I sincerely wish I could say that I had more legitimate issues to worry about but…. I don’t. I mean, besides feeling super broke as any college student should, I don’t have real world, big people problems. My husband hasn’t left me, no body beats me, I don’t live on the streets, and I’m not a struggling teen mother. For whatever reason though, I waste my time and these tiny problems that won’t matter a year from today. I continuously try to figure people out when I know that it is impossible. I’ll never know why I can’t shake my feelings from a certain person despite all of the issues and confusion it has caused. I’ll never know why I didn’t get what I wanted at that time… I’ll never understand why things like that never seem to go my way and I’ll bitch about it until I tire myself out. (Which takes some time, mind you…) Human beings are so complicated, with their every thought and every emotion and every spoken word or unspoken word. One person can mean one thing, while the other takes it as something TOTALLY different. I just want to find an island where I can run to and forget that I have such frivolous worries…. I wish I could stop this ridiculous idea of a storybook romance becoming a reality. But ever since I was a child, I’ve always wanted these stories in my life. Beautiful tales that I could tell my children someday…. but try as I may, I don’t have these wonderful stories. I just have experiences, some good, some bad. How do I stop thinking about everything the way that I do? How do I just…. live?

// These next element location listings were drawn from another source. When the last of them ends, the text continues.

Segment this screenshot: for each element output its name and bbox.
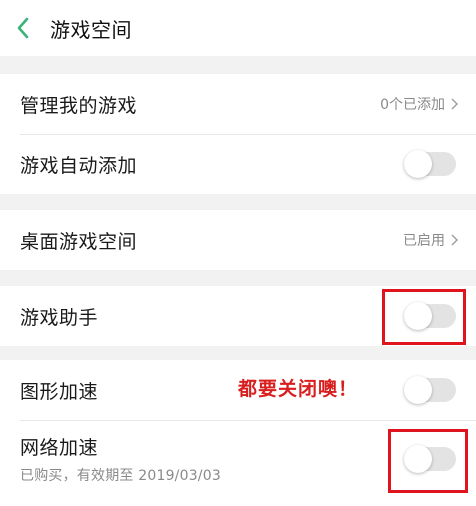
assistant-toggle[interactable] — [404, 302, 456, 330]
desktop-card: 桌面游戏空间 已启用 — [0, 210, 476, 270]
assistant-label: 游戏助手 — [20, 306, 99, 329]
assistant-card: 游戏助手 — [0, 286, 476, 346]
network-accel-label: 网络加速 — [20, 437, 99, 459]
chevron-left-icon — [17, 17, 29, 39]
game-space-settings-page: 游戏空间 管理我的游戏 0个已添加 游戏自动添加 桌面游戏空间 已启用 游戏助手… — [0, 0, 476, 506]
network-accel-subtitle: 已购买，有效期至 2019/03/03 — [20, 468, 221, 484]
desktop-space-value[interactable]: 已启用 — [403, 230, 458, 250]
auto-add-toggle[interactable] — [404, 150, 456, 178]
manage-games-label: 管理我的游戏 — [20, 94, 138, 117]
desktop-space-row[interactable]: 桌面游戏空间 已启用 — [0, 210, 476, 270]
auto-add-label: 游戏自动添加 — [20, 154, 138, 177]
games-card: 管理我的游戏 0个已添加 游戏自动添加 — [0, 74, 476, 194]
network-accel-toggle[interactable] — [404, 445, 456, 473]
auto-add-row: 游戏自动添加 — [0, 134, 476, 194]
toggle-knob — [404, 376, 432, 404]
top-bar: 游戏空间 — [0, 0, 476, 56]
toggle-knob — [404, 150, 432, 178]
toggle-knob — [404, 445, 432, 473]
toggle-knob — [404, 302, 432, 330]
desktop-space-status: 已启用 — [403, 233, 445, 249]
annotation-text: 都要关闭噢！ — [238, 378, 359, 400]
page-title: 游戏空间 — [50, 17, 132, 42]
desktop-space-label: 桌面游戏空间 — [20, 230, 138, 253]
manage-games-row[interactable]: 管理我的游戏 0个已添加 — [0, 74, 476, 134]
graphics-accel-toggle[interactable] — [404, 376, 456, 404]
graphics-accel-label: 图形加速 — [20, 380, 99, 403]
network-accel-text: 网络加速 已购买，有效期至 2019/03/03 — [20, 433, 221, 485]
network-accel-row: 网络加速 已购买，有效期至 2019/03/03 — [0, 420, 476, 498]
manage-games-value[interactable]: 0个已添加 — [380, 94, 458, 114]
chevron-right-icon — [451, 234, 458, 246]
assistant-row: 游戏助手 — [0, 286, 476, 346]
manage-games-count: 0个已添加 — [380, 97, 445, 113]
back-button[interactable] — [0, 0, 46, 56]
chevron-right-icon — [451, 98, 458, 110]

It’s a little odd when someone asks you to leave, even in the nicest way, from their home because you can’t…. satisfy them. But then, they decide to tell you about how their mother is coming into to with as little subtlety as possible. But you’re so offended about not getting what you want that you don’t even pay attention and then they become offended because you’re not listening. So then you think the initial problem is that you can’t put out so they’re telling you to leave because you’re of no use. Only then, you aren’t sure if you’re the asshole because you’re misinterpreting the situation and being rude, or if they’re the asshole because they stop all of the action and then ask you to leave. And somehow, after, you end up rambling on and on about how strange the occurrence and what to make of it until you start coming up with all these different theories about what went wrong or why it happened. And yet, you come up with nothing feasible. I’m not even sure if it makes sense to me and I was there…. Weird, huh? And the entire issue with “mother being in town” has nothing to do with anything so that throws you off even more and your left with too many question and zero answers. Why would anyone mention their mother being in town after all of that? It just seems more odd the longer I think about it, so I chose to write it and leave it here. Crumple it into a ball, place it in a little box, lock it, and put it away.
Why do people say things if they don’t mean them? Why do people lie and cheat and hurt other people?
Why is it that there’s this never ending cycle where a bitch hurts a guy and so he becomes a heartless asshole and then he hurts a nice girl so she becomes a bitch and the cycle continues?
Why do people get caught up in that?
I have all these questions and no answers. I suppose I just don’t understand how my generation works. Or maybe I’m nothing like them so I feel like an alien who has feelings and doesn’t say things without meaning them.